|Full Name Verna Cook|
Name Verna Salomonsky
|Born October 19, 1888 (1888-10-19) Spokane, Washington|
Spouse(s) Edgar Salomonsky Warren Butler Shipway
Alma mater Ecole Speciale d'Architecture
Verna Cook Salomonsky (1890–1978) was a pioneering early 20th-century American architect known for her work as a solo practitioner in residential communities outside of New York in the 1920s and 1930s and later as an author on architectural design and history. Following the death of her first husband, Edgar Salomonsky, in 1929, she maintained her own practice and designed several hundred homes, including a model home for the New York World's Fair in 1939. In the 1960s, she and her second husband, Warren Butler Shipway, wrote several books on Mexican domestic architecture and design.
Verna Cook was born in Spokane, Washington on October 19, 1888 to Harlan J. Cook, a local businessman, and Mara S. Taylor Cook. Cook attended Spokane High school, graduating in 1907, and then enrolled for a year at Miss Gilman's private school in Boston, Massachusetts. She subsequently traveled to Paris and enrolled at the École Spéciale d'Architecture for two years, leaving in October 1911. Upon her return to the United States, she began two and a half years of coursework at Columbia University's School of Architecture from 1912 to 1913.
In 1913, Cook began working as a junior drafter in the office of William Knighton in Salem, Oregon. After leaving Knighton's offices in 1915, she returned to New York City in 1916 to begin a three-year long position as a general drafter and designer in the office of Dwight James Baum. During this three-year period, she also worked for three months in 1917 for Howard Major and six months in 1918 for Electus D. Litchfield.
By 1920, Cook had married fellow Columbia graduate Edgar Salomonsky and the couple established their own firm, focusing largely on residential architecture. Their offices were located at 368 Lexington Avenue until 1921, when they moved to 331 Madison Avenue; in the late 1920s they were located at 40 East 49th Street and by 1936, they were located at 424 Madison Avenue.
During the late 1920s, Cook also created the designs for several lines of "boudoir accessories" including hand mirrors, combs, and hairbrushes.
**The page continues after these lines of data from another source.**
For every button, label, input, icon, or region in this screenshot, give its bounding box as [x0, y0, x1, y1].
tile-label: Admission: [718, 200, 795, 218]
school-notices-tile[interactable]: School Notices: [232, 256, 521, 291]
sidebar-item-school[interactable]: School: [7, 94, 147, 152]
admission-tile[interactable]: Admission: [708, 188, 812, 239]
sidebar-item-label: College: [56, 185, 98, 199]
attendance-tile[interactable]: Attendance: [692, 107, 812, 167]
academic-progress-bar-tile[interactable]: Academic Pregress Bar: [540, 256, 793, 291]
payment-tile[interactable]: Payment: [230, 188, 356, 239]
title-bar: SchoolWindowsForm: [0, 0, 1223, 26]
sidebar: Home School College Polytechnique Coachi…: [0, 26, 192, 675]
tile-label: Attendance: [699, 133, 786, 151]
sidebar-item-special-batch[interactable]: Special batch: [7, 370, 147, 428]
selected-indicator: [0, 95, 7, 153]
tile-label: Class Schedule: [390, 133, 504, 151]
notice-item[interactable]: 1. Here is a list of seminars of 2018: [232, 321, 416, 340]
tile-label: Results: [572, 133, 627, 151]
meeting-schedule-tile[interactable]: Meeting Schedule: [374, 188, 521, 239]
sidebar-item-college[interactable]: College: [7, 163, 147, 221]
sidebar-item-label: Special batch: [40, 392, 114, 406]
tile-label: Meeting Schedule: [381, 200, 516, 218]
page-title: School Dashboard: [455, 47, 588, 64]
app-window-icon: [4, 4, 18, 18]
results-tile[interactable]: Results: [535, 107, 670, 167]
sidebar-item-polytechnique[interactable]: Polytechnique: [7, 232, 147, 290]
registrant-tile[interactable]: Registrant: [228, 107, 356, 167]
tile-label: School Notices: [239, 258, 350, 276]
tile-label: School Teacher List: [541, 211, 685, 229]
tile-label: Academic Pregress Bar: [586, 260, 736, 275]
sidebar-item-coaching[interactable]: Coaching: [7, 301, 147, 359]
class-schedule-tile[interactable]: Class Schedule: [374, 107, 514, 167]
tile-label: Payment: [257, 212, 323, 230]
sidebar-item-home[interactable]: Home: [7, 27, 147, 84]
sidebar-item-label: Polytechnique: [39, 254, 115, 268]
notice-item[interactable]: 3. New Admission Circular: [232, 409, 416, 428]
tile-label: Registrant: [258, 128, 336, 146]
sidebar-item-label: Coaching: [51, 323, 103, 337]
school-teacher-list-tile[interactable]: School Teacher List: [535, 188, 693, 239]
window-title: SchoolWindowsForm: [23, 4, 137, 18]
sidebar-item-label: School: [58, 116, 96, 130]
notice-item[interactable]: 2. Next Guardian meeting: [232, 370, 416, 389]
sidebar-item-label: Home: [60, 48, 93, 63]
After Edgar's death in 1929, Verna continued to practice alone, completing hundreds of residences in the New York metropolitan area and later in California. Her work primarily relied on traditional vocabularies, including Georgian, Colonial and English style houses as well as eclectic combinations of various styles. In 1936, House and Garden selected her firm to design the magazine's first "Ideal House," which was exhibited as a model home in the "Town of Tomorrow" at the 1939 World's Fair in New York. By 1937, she was a registered architect in New York, Connecticut, and Pennsylvania and had served as a critic for one semester at the School of Design for Women in Philadelphia, PA and for three years at the New York School of Interior Decoration in New York City. Cook was also among the first female members of the Architectural League of New York; the League opened its membership to women in 1934, and in 1936, Cook was the only female architect admitted.
In 1939, Cook married her second husband, Warren Butler Shipway, a 1921 graduate of Princeton University with a degree in civil engineering. The couple moved to California in 1947, and travel to Mexico in the 1950s inspired five books on historic and contemporary Mexican residential architecture, cowritten by Cook and her husband.
Cook died in 1978 in La Jolla, California, and her archives today reside at the University of California at San Diego.